The host committee insists that the bid documents it furnished to the NFL are private documents that it is not required to disclose to the public pursuant to state law. A representative of the Minnesota Sports Facilities Authority told the Star-Tribune that it doesn't have to disclose the requested documents until after the event is held or five years after the contract with the NFL is signed according to state law. How convenient. The Star-Tribune could only find one demand so far that is not being met. The airport authority rejected a request by the NFL that it be granted the exclusive right to select vendors to sell Super Bowl merchandise at local airports and the ability to place multiple kiosks at the airport.


Anonymous said...

...but does Minneapolis have a Cricket field?

I'm sure the Super Bowl fans would love a go at it along with the billionaire team-owners.

Flogger said...

What is interesting considering all the commitments various levels of Government must agree to, the process is shrouded in secrecy. So much for transparency.

One thing I noticed in the article was - Free ad space in local newspapers and air time on local radio stations to promote the game.

This requirement would have been no problem at all for The Star and other local media. The Star and our talking heads on TV and Radio have never objected to the heavy handed tactics of the Professional Sports establishment in fact they are cheerleaders for it.

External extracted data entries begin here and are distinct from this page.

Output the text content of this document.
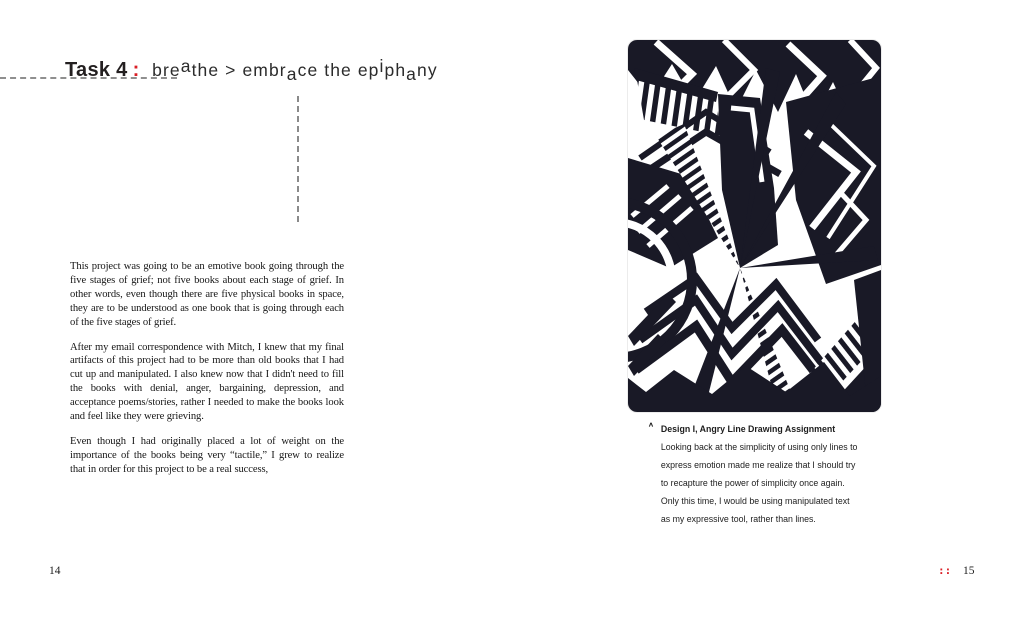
Task 4 : breathe > embrace the epiphany

This project was going to be an emotive book going through the five stages of grief; not five books about each stage of grief. In other words, even though there are five physical books in space, they are to be understood as one book that is going through each of the five stages of grief.

After my email correspondence with Mitch, I knew that my final artifacts of this project had to be more than old books that I had cut up and manipulated. I also knew now that I didn't need to fill the books with denial, anger, bargaining, depression, and acceptance poems/stories, rather I needed to make the books look and feel like they were grieving.

Even though I had originally placed a lot of weight on the importance of the books being very “tactile,” I grew to realize that in order for this project to be a real success,

14
∧ Design I, Angry Line Drawing Assignment Looking back at the simplicity of using only lines to express emotion made me realize that I should try to recapture the power of simplicity once again. Only this time, I would be using manipulated text as my expressive tool, rather than lines.
:: 15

Perhaps this the reason we were bombarded with all those contrived and hyped "News" Reports on the Stupor Bowl.

I feel fairly certain that even if these demands would have been given to the Star or any of the other McMedia outlets here before the bid, it would not have seen the light of day.

The NFL owners must have good laugh at the sight of government officialdom and the committees crawling across the rug and boot licking begging for the chance to hold the Super Bowl.

Pete Boggs said...

Notice the laundry list of exemptions from fees & taxes to which real businesses are subject.

These aren't legitimate businesses or "professional sports," they're fascist subsidies.